In vivo colonization of mutant E. coli in mice.

Female, murine-pathogen-free BALB/c mice, 8 to 10 weeks of age, were obtained from Taconic Biosciences. A total of 12 mice (6 mice per treatment group) were used for the in vivo study. Adapted from previous publications, mice were treated with 200 μl of 100 mg/kg clindamycin once daily via subcutaneous injection for 4 days starting 2 days before infection and continuing through 1 day postinfection (25–27). Sterilized leaf tissue was homogenized in PBS to a concentration of 0.33 g/ml, which was the maximum density that could be used without compromising proper function of the feeding needles. E. coli JJ2528^zeoR (isolated from the in planta assay) was mixed with the lettuce homogenate at the time of oral gavage to mimic consumption of produce contaminated with antibiotic-resistant bacteria. Mice were orally gavaged with 100 μl lettuce homogenate with or without 10⁷ CFU JJ2528^zeoR.

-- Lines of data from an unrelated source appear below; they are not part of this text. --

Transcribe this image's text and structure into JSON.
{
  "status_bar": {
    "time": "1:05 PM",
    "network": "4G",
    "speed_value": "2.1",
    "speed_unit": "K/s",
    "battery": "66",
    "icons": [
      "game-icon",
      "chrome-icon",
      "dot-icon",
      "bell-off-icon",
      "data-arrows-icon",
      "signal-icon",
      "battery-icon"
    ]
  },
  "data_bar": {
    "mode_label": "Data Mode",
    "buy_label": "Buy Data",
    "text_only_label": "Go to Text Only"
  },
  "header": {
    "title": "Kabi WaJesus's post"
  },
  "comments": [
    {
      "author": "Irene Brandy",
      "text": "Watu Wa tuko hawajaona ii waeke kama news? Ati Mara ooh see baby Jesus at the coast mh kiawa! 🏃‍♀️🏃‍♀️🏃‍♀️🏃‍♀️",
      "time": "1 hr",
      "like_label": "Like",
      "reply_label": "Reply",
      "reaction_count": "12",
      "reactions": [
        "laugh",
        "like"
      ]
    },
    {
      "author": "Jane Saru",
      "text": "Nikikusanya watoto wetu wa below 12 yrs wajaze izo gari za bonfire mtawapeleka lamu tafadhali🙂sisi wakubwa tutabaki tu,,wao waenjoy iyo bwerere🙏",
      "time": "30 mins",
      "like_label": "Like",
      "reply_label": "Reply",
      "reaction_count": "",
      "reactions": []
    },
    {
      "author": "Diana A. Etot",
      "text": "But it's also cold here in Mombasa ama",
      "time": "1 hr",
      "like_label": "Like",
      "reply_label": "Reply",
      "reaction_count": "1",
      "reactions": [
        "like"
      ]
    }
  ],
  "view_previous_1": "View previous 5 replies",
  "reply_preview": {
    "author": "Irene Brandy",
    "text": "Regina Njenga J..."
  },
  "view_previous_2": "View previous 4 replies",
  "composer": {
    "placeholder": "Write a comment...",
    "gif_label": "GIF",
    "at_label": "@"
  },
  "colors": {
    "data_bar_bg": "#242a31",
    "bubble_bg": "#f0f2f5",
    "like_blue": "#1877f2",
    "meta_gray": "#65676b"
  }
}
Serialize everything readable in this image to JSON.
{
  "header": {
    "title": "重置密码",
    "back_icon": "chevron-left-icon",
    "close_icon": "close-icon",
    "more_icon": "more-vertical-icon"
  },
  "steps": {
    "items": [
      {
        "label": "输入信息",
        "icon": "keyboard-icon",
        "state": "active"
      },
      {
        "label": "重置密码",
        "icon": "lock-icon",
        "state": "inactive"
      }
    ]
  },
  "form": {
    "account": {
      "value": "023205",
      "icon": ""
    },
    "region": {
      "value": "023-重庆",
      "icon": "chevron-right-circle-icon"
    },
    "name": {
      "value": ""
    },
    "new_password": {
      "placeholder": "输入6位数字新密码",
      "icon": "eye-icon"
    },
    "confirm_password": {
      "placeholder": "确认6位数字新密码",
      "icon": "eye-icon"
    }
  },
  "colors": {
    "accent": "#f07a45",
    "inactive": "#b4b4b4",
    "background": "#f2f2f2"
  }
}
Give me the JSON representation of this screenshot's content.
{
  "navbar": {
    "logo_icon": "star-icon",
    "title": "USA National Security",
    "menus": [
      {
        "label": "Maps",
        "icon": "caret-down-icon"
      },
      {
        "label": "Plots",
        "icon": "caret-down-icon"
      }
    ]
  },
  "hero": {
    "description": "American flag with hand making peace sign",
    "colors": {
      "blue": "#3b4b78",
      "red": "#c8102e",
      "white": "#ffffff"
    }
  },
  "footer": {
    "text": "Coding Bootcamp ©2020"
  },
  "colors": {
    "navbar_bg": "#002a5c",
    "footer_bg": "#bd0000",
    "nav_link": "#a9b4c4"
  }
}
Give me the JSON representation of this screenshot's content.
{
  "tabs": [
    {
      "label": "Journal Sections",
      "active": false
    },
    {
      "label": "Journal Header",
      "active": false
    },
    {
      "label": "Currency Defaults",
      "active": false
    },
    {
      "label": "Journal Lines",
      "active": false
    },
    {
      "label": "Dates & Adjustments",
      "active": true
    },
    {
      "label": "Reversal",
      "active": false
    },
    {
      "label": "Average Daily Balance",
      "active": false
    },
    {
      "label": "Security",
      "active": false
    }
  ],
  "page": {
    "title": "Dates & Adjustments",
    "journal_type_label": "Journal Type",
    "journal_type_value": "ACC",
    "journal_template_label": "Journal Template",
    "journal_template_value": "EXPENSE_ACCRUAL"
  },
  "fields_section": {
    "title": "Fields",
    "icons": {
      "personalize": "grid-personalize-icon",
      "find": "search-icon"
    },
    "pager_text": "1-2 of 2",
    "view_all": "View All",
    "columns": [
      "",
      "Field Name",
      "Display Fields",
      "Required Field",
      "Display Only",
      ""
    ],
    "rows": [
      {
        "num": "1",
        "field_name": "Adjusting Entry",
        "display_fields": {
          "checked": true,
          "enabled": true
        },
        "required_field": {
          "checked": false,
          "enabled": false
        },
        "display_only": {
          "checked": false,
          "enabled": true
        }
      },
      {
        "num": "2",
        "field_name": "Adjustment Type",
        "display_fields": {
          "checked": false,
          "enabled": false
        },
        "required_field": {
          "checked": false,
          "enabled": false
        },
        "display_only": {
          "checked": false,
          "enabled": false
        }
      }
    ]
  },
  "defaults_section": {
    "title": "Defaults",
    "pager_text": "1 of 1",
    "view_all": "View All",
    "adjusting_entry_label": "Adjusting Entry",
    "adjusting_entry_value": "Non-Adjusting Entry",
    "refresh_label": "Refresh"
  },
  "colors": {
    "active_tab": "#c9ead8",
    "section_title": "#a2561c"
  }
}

One stool pellet per mouse was collected on days −2, 0, 1, 2, and 5 for CFU quantification. Additionally, mouse stool pellets were collected before oral gavage on day 0. All fecal samples collected on day 0 were collected immediately before infection. Fecal samples were collected between 7 and 10 a.m., as described by others (28). Fecal pellets were homogenized in PBS by vortexing at maximum speed for 5 min. Serial dilutions were performed and plated in triplicate on EMB agar with 100 μg/ml AMP plus 50 μg/ml ZEO, and the plates were incubated overnight at 37°C.

Eleven isolates were selected at random from the doubly selective plates from days 1, 2, and 5, and horizontal gene transfer was confirmed by plasmid purification and PCR. Plasmid DNA were extracted, PCR amplified for the zeocin resistance gene with primers LEE35 and LEE36 (250 bp), and visualized on an ethidium bromide gel. E. coli JJ2528^zeoR and E. coli DH5α^ampR served as positive and negative controls, respectively. These isolates were subcultured on chromogenic differential plates (Orientation; CHROMagar), and species identification was confirmed by Sanger sequencing of the 16S rRNA region (Genewiz).